From 1912, Haidvogel worked as a registrar for the municipality of Vienna, was a part-time editor at the public educational institute and observatory Urania, and a dramaturge at the Bühne der Jungen. He started publishing his famous literary works in 1918. In the 1920s, he came into contact with the "Weekend and Settlement Movement" of the Viennese municipal Councillor Anton Weber, which also influenced his work. In 1937, Haidvogel joined the "Union of German Writers in Austria". Although Haidvogel was not among the contributors to the Confession Book of the "Union of German Writers of Austria" (BdSÖ), he was one of the signatories of the "Confession of the Union of German Writers to the Führer", published in Grazer Tagespost on 27 March 1938. Haidvogel was friends with Josef Weinheber and Karl Heinrich Waggerl. Haidvogel's work "The Pillars of God" was placed on the list of banned authors and books in Austria in 1946. In 1956, Haidvogel was retired. In 1971, he received the Austrian Decoration for Science and Art. He welcomed his son Gerhard with wife Lotte on 14 January 1921; Gerhard became the famous Austrian architect Gerhard Haidvogel. Carl Julius Haidvogel died on 26 December 1974 in Graz.

== Works ==

- Der heimliche Spiegel. Wien: Ver, 1918.
- Golgatha. Wien: Interterrit. Verlag Renaissance, 1920.
- Die Wiedergeburt in Kain. Wien: Wiener Graph. Werkstätte, 1920.
- Bundschuh. Wien: Luser, 1939.
- Einer am Rande. München: Braun & Schneider, 1939.
- Soldat der Erde. München: Braun & Schneider, 1939.
- Die Pfeiler Gottes.
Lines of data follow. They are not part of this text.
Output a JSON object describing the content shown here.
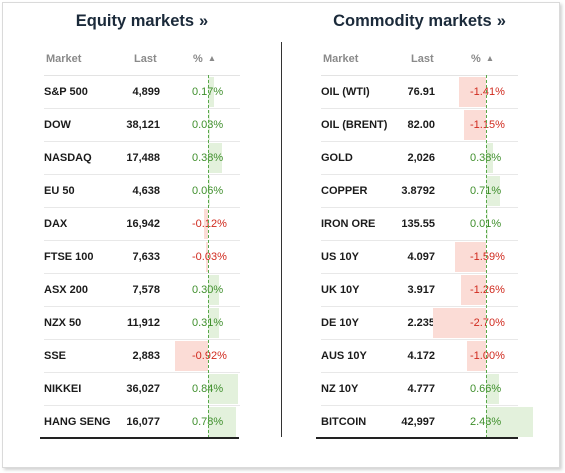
{
  "colors": {
    "positive_bar": "#e3f1dc",
    "negative_bar": "#fbdcd6",
    "positive_text": "#3f8f2c",
    "negative_text": "#d02a1e",
    "zero_line": "#58a84a"
  },
  "equity": {
    "title": "Equity markets",
    "title_arrow": "»",
    "headers": {
      "market": "Market",
      "last": "Last",
      "pct": "%",
      "sort_icon": "▲"
    },
    "rows": [
      {
        "market": "S&P 500",
        "last": "4,899",
        "pct": "0.17%",
        "change": 0.17
      },
      {
        "market": "DOW",
        "last": "38,121",
        "pct": "0.03%",
        "change": 0.03
      },
      {
        "market": "NASDAQ",
        "last": "17,488",
        "pct": "0.38%",
        "change": 0.38
      },
      {
        "market": "EU 50",
        "last": "4,638",
        "pct": "0.06%",
        "change": 0.06
      },
      {
        "market": "DAX",
        "last": "16,942",
        "pct": "-0.12%",
        "change": -0.12
      },
      {
        "market": "FTSE 100",
        "last": "7,633",
        "pct": "-0.03%",
        "change": -0.03
      },
      {
        "market": "ASX 200",
        "last": "7,578",
        "pct": "0.30%",
        "change": 0.3
      },
      {
        "market": "NZX 50",
        "last": "11,912",
        "pct": "0.31%",
        "change": 0.31
      },
      {
        "market": "SSE",
        "last": "2,883",
        "pct": "-0.92%",
        "change": -0.92
      },
      {
        "market": "NIKKEI",
        "last": "36,027",
        "pct": "0.84%",
        "change": 0.84
      },
      {
        "market": "HANG SENG",
        "last": "16,077",
        "pct": "0.78%",
        "change": 0.78
      }
    ]
  },
  "commodity": {
    "title": "Commodity markets",
    "title_arrow": "»",
    "headers": {
      "market": "Market",
      "last": "Last",
      "pct": "%",
      "sort_icon": "▲"
    },
    "rows": [
      {
        "market": "OIL (WTI)",
        "last": "76.91",
        "pct": "-1.41%",
        "change": -1.41
      },
      {
        "market": "OIL (BRENT)",
        "last": "82.00",
        "pct": "-1.15%",
        "change": -1.15
      },
      {
        "market": "GOLD",
        "last": "2,026",
        "pct": "0.38%",
        "change": 0.38
      },
      {
        "market": "COPPER",
        "last": "3.8792",
        "pct": "0.71%",
        "change": 0.71
      },
      {
        "market": "IRON ORE",
        "last": "135.55",
        "pct": "0.01%",
        "change": 0.01
      },
      {
        "market": "US 10Y",
        "last": "4.097",
        "pct": "-1.59%",
        "change": -1.59
      },
      {
        "market": "UK 10Y",
        "last": "3.917",
        "pct": "-1.26%",
        "change": -1.26
      },
      {
        "market": "DE 10Y",
        "last": "2.235",
        "pct": "-2.70%",
        "change": -2.7
      },
      {
        "market": "AUS 10Y",
        "last": "4.172",
        "pct": "-1.00%",
        "change": -1.0
      },
      {
        "market": "NZ 10Y",
        "last": "4.777",
        "pct": "0.66%",
        "change": 0.66
      },
      {
        "market": "BITCOIN",
        "last": "42,997",
        "pct": "2.43%",
        "change": 2.43
      }
    ]
  }
}
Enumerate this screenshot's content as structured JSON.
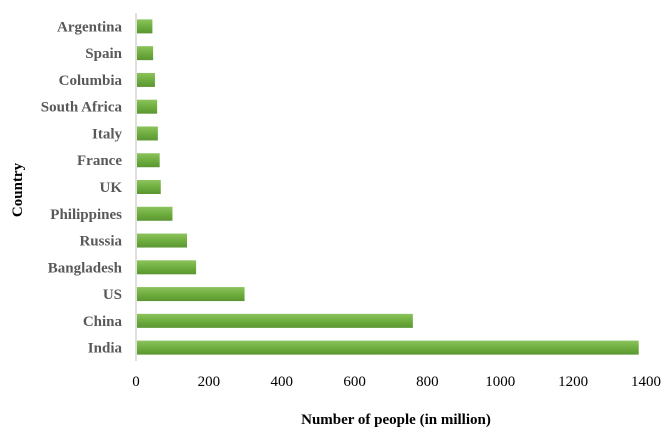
{
  "chart_data": {
    "type": "bar",
    "orientation": "horizontal",
    "categories": [
      "India",
      "China",
      "US",
      "Bangladesh",
      "Russia",
      "Philippines",
      "UK",
      "France",
      "Italy",
      "South Africa",
      "Columbia",
      "Spain",
      "Argentina"
    ],
    "values": [
      1380,
      760,
      298,
      165,
      140,
      100,
      68,
      65,
      60,
      58,
      52,
      47,
      45
    ],
    "xlabel": "Number of people (in million)",
    "ylabel": "Country",
    "xlim": [
      0,
      1400
    ],
    "xticks": [
      0,
      200,
      400,
      600,
      800,
      1000,
      1200,
      1400
    ],
    "grid": false,
    "bar_color": "#70ad47"
  }
}
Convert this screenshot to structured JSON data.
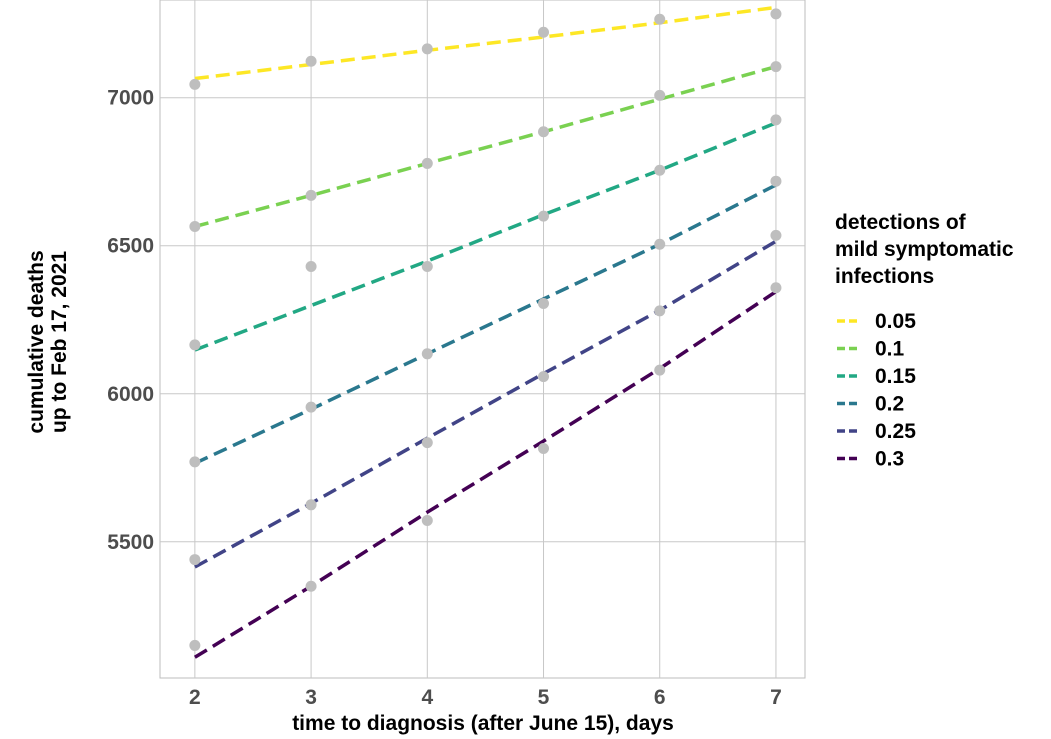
{
  "chart_data": {
    "type": "line",
    "xlabel": "time to diagnosis (after June 15), days",
    "ylabel_lines": [
      "cumulative deaths",
      "up to Feb 17, 2021"
    ],
    "x": [
      2,
      3,
      4,
      5,
      6,
      7
    ],
    "x_ticks": [
      "2",
      "3",
      "4",
      "5",
      "6",
      "7"
    ],
    "y_ticks": [
      "5500",
      "6000",
      "6500",
      "7000"
    ],
    "y_tick_values": [
      5500,
      6000,
      6500,
      7000
    ],
    "xlim": [
      1.7,
      7.25
    ],
    "ylim": [
      5040,
      7330
    ],
    "grid": true,
    "legend": {
      "title_lines": [
        "detections of",
        "mild symptomatic",
        "infections"
      ],
      "placement": "right"
    },
    "point_color": "#bebebe",
    "series": [
      {
        "name": "0.05",
        "color": "#fde725",
        "points": [
          7045,
          7123,
          7165,
          7221,
          7265,
          7283
        ],
        "line": [
          7065,
          7112,
          7160,
          7205,
          7253,
          7305
        ]
      },
      {
        "name": "0.1",
        "color": "#7ad151",
        "points": [
          6565,
          6670,
          6778,
          6885,
          7008,
          7105
        ],
        "line": [
          6565,
          6670,
          6778,
          6885,
          6995,
          7105
        ]
      },
      {
        "name": "0.15",
        "color": "#22a884",
        "points": [
          6165,
          6430,
          6430,
          6600,
          6755,
          6925
        ],
        "line": [
          6148,
          6298,
          6448,
          6605,
          6755,
          6915
        ]
      },
      {
        "name": "0.2",
        "color": "#2a788e",
        "points": [
          5770,
          5955,
          6135,
          6305,
          6505,
          6718
        ],
        "line": [
          5765,
          5948,
          6135,
          6320,
          6505,
          6705
        ]
      },
      {
        "name": "0.25",
        "color": "#414487",
        "points": [
          5440,
          5625,
          5835,
          6058,
          6280,
          6535
        ],
        "line": [
          5415,
          5630,
          5850,
          6068,
          6282,
          6515
        ]
      },
      {
        "name": "0.3",
        "color": "#440154",
        "points": [
          5150,
          5350,
          5572,
          5815,
          6080,
          6358
        ],
        "line": [
          5110,
          5350,
          5600,
          5840,
          6085,
          6345
        ]
      }
    ]
  }
}
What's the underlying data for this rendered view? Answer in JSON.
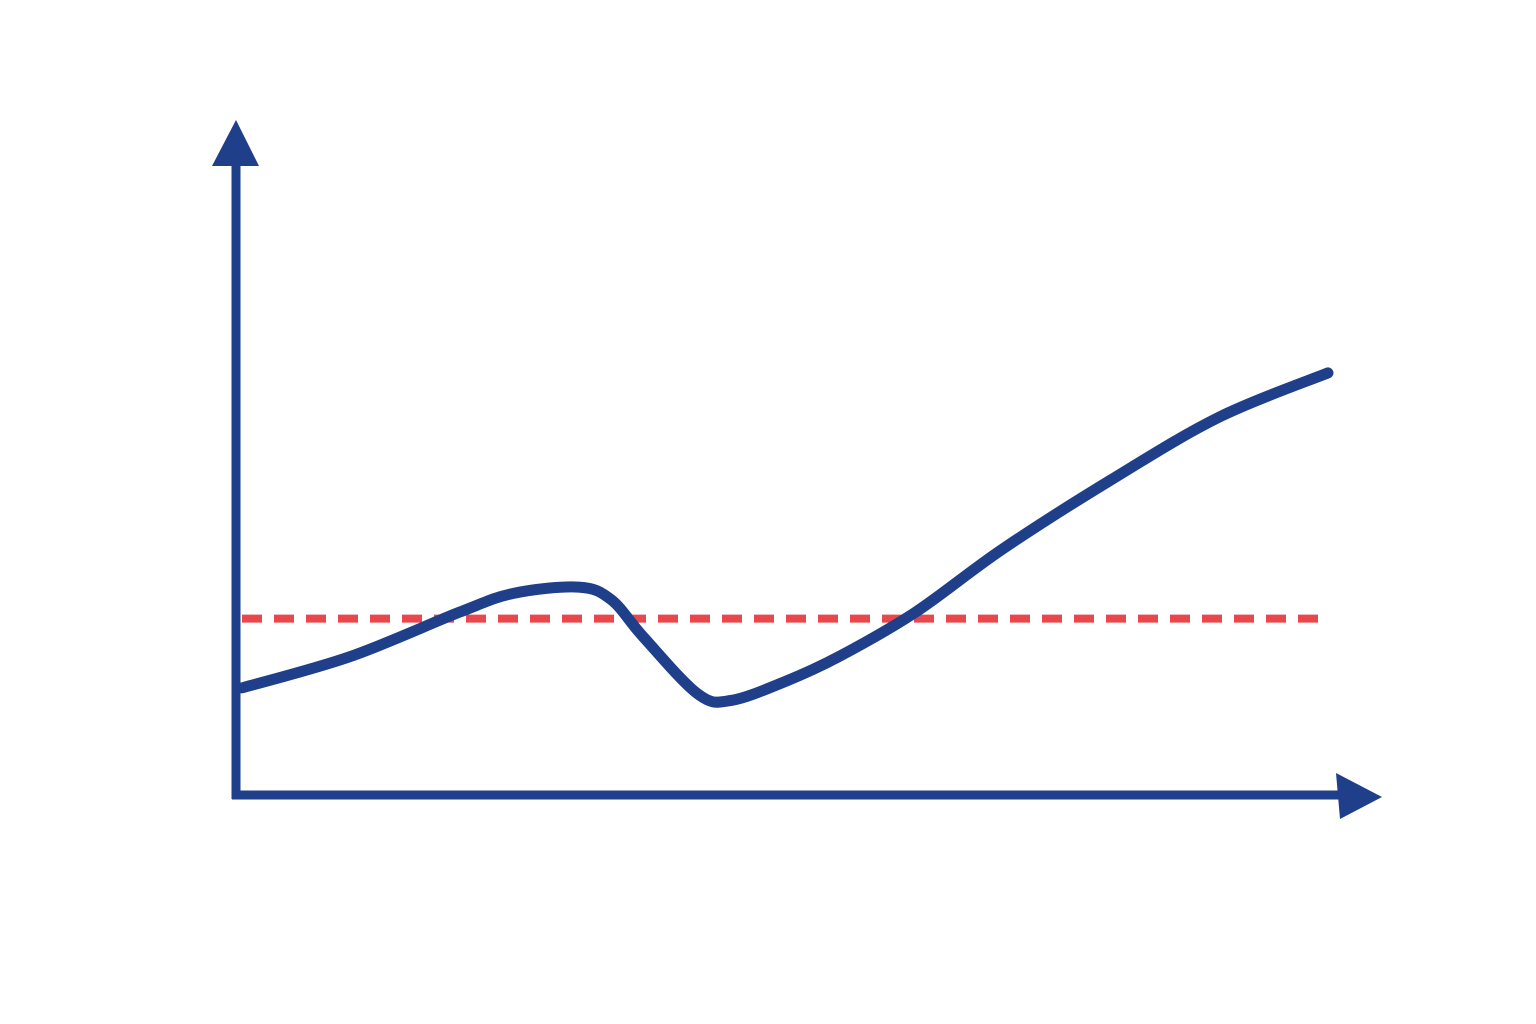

Wien: Wiener Verlag, 1942.
- Herzbrunn. Wien: Wiener Verlag, 1943.
- Wast. Wien: Wiener Verlag, 1943.
- Landsidl besucht die Natur. Wien: Wiener Verlag, 1944.
- Das Teufelsloch. Wien-Mödling: St.-Gabriel-Verlag, 1954.
- Der Reiter auf zwei Pferden oder wem Gott ein Amt gibt.... Innsbruck: Österreichische Verlagsanstalt, 1954.
- Mädchen ohne Mann. Wien: Deutsche Buchgemeinschaft, 1954.
- Herbsthimmel. Innsbruck: Österreichische Verlagsanstalt, 1955.
- Scherben bringen Glück. Wien: Gritsch, 1956.
- Der treue Diener. Wien: Gasolin Gesellschaft, 1957.
- Vaterland. Krems a.d. Donau: Faber, 1957.
- Es war einmal ein Vater. Krems a.d. Donau: Buchgemeinschaft Heimatland, 1961.
- In die Wolke geschrieben. Wien: Österreichische Verlagsanstalt, 1961.
- Das unerbittliche Glück. Stuttgart: Steinkopf, 1963.
- Mensch nach siebzehn Uhr. Graz: Stocker, 1964.
- Asphalt und Acker. Wien: Österreichische Verlagsanstalt, 1966.
- Salz in der Wunde. Krems a.d. Donau: Heimatland-Verlag, 1966.
- Bomm. Wien: Österreichische Verlagsanst., 1969.
- Hand aufs Herz. Wien: Österreichische Verlagsanstalt, 1972.
- Traum wird Wort. Wien: Kisler, 1972.